Sunday, October 15, 2006

Sausage, Chard and Potatoes

The final meal of the bland sausages, after Bangers and Mash and Sausages and Peppers. This one came out of a tidbit Barbara read in Food & Wine, about a dish composed of sausage, kale, and cannellini beans. No details, no recipe, and we had none of the required ingredients except the sausages. But instead of kale we could use rainbow chard from the garden, of which there was such an overflow that we gathered a bouquet of it for a table centerpiece.

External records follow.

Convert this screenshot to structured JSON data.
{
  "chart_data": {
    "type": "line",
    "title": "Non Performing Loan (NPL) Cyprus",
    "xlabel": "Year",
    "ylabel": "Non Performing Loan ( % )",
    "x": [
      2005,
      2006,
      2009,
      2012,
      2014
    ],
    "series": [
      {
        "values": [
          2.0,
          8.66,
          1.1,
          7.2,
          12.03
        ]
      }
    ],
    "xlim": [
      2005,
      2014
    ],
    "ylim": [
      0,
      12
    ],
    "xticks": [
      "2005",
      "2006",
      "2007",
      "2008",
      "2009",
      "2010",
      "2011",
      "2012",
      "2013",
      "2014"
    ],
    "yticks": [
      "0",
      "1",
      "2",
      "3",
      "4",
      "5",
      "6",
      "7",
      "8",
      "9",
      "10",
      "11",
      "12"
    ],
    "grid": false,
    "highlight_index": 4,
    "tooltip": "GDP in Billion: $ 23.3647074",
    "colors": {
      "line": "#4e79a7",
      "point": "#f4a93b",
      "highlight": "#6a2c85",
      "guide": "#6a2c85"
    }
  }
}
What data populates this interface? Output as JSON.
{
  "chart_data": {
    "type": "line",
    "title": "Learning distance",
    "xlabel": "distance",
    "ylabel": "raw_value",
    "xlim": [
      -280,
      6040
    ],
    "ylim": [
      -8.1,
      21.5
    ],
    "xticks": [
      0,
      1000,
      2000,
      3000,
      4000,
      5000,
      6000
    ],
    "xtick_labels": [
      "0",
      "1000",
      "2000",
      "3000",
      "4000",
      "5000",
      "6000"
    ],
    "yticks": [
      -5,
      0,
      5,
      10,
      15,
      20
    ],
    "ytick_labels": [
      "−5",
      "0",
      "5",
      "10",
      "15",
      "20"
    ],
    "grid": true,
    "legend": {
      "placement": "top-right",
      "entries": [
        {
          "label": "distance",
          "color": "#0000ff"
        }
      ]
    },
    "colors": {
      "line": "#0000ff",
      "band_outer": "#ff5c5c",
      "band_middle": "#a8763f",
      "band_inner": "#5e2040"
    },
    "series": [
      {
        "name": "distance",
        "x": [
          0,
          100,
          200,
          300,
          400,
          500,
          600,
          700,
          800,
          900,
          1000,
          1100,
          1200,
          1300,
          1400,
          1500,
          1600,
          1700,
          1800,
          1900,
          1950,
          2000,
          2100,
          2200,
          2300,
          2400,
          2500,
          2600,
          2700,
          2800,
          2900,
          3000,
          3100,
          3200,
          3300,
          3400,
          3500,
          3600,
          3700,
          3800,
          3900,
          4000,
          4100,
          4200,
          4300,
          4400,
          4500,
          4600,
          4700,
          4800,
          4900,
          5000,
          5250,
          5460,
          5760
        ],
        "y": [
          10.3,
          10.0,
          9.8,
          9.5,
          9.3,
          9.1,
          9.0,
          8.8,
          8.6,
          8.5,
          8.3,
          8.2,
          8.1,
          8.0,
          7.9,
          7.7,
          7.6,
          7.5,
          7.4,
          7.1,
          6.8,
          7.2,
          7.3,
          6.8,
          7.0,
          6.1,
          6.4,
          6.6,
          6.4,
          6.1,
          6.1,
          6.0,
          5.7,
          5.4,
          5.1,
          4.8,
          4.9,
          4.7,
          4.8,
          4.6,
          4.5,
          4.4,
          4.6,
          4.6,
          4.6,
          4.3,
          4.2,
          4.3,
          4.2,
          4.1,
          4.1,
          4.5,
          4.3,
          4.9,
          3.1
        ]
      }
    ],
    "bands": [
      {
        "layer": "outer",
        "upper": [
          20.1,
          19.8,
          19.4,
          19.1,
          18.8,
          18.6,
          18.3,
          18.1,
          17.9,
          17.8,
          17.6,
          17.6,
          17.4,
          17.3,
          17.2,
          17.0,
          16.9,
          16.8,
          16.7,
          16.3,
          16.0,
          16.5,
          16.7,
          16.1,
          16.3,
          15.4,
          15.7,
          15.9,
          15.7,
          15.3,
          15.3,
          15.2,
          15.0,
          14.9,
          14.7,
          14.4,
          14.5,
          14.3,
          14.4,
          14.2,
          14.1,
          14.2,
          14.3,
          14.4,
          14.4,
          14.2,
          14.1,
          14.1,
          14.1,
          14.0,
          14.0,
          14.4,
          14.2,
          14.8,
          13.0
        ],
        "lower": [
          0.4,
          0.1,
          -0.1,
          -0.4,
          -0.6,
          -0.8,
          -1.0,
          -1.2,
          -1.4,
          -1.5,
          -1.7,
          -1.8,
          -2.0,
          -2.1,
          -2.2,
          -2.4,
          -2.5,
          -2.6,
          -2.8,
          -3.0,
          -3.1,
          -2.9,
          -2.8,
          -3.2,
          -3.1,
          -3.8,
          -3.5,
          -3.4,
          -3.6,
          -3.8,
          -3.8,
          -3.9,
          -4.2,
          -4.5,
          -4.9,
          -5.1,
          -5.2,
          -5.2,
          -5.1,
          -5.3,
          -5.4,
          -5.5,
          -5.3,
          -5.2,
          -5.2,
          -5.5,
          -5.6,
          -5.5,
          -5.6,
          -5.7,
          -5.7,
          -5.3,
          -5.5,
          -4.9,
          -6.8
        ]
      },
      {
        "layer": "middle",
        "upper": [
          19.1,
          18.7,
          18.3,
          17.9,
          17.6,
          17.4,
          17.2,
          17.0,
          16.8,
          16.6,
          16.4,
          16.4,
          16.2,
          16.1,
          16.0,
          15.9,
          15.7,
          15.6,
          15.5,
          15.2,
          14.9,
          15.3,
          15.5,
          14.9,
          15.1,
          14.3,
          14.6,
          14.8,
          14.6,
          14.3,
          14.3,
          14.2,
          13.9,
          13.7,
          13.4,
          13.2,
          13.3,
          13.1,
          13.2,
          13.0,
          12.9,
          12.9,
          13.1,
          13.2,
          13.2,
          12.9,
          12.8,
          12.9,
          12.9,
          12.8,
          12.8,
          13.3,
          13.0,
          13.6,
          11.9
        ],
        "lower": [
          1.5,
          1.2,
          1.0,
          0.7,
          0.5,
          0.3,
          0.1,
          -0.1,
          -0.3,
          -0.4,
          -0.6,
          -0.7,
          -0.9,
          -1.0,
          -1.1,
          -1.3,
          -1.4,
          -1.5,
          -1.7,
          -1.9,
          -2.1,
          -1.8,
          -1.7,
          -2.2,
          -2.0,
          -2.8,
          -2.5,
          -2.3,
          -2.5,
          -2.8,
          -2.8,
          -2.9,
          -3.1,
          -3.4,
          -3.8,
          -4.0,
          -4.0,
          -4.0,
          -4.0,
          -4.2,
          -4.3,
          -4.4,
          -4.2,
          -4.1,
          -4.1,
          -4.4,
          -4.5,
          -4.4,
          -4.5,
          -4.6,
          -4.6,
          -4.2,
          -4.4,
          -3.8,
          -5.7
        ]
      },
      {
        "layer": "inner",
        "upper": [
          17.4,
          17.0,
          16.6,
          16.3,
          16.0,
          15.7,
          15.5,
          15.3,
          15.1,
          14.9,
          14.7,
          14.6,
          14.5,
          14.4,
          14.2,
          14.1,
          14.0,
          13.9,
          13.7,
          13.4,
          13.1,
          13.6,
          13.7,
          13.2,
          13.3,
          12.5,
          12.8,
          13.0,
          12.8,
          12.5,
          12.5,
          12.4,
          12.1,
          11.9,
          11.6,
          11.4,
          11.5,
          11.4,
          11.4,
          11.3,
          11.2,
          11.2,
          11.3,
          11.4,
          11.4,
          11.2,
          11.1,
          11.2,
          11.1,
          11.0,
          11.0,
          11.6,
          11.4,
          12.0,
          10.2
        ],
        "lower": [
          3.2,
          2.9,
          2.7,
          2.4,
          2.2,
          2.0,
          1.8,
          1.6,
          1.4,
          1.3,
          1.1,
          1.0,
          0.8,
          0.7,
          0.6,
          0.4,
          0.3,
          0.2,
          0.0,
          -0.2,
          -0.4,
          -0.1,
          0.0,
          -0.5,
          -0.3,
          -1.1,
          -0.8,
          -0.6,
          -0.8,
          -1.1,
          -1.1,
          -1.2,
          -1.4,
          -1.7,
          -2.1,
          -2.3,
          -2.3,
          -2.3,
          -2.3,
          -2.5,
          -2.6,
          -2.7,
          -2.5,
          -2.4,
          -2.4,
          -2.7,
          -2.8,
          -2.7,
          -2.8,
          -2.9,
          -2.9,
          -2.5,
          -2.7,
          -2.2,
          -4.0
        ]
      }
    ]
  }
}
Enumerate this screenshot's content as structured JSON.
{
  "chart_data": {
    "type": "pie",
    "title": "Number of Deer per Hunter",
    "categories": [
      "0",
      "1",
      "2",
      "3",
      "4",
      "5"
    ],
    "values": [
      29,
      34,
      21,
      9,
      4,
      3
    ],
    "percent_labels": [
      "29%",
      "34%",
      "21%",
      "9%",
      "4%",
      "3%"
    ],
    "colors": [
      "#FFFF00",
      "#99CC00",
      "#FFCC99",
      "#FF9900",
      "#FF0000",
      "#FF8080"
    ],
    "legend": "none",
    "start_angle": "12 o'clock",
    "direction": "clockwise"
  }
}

In fact, we cooked that bouquet as follows.
Separate chard leaves from stems; chop stems up separately from leaves, which are torn up and rinsed, but not spun dry. In the biggest frying pan you have, sauté chard stems in oil for 3-4 minutes, then add leaves, which is what will take up all the room in the pan - it's like fresh spinach, which seems like a huge amount but cooks down to nothing. When the leaves have collapsed enough to give you some room, push the chard to the sides of the pan and fry the de-skinned, crumbled sausage in the center, in its own fat; don't mind if there's some chard liquid in there too. Then throw in some unpeeled, diced potatoes and fry those among the sausage fat for a bit. Lower the heat, cover the pan, and let the contents steam in the chard water, adding a little more water if it gets dry. When the potatoes are tender, taste, season ad lib with salt and pepper, and put the whole pan under the broiler for about 5-7 minutes, which will brown the sausages and crisp the edges of the potatoes.

This has certain hash-like qualities, though it's really farmhouse food of no particular country. I wish the chard stems kept their rainbow colors when cooked; guess I'll have to pick another bouquet for that.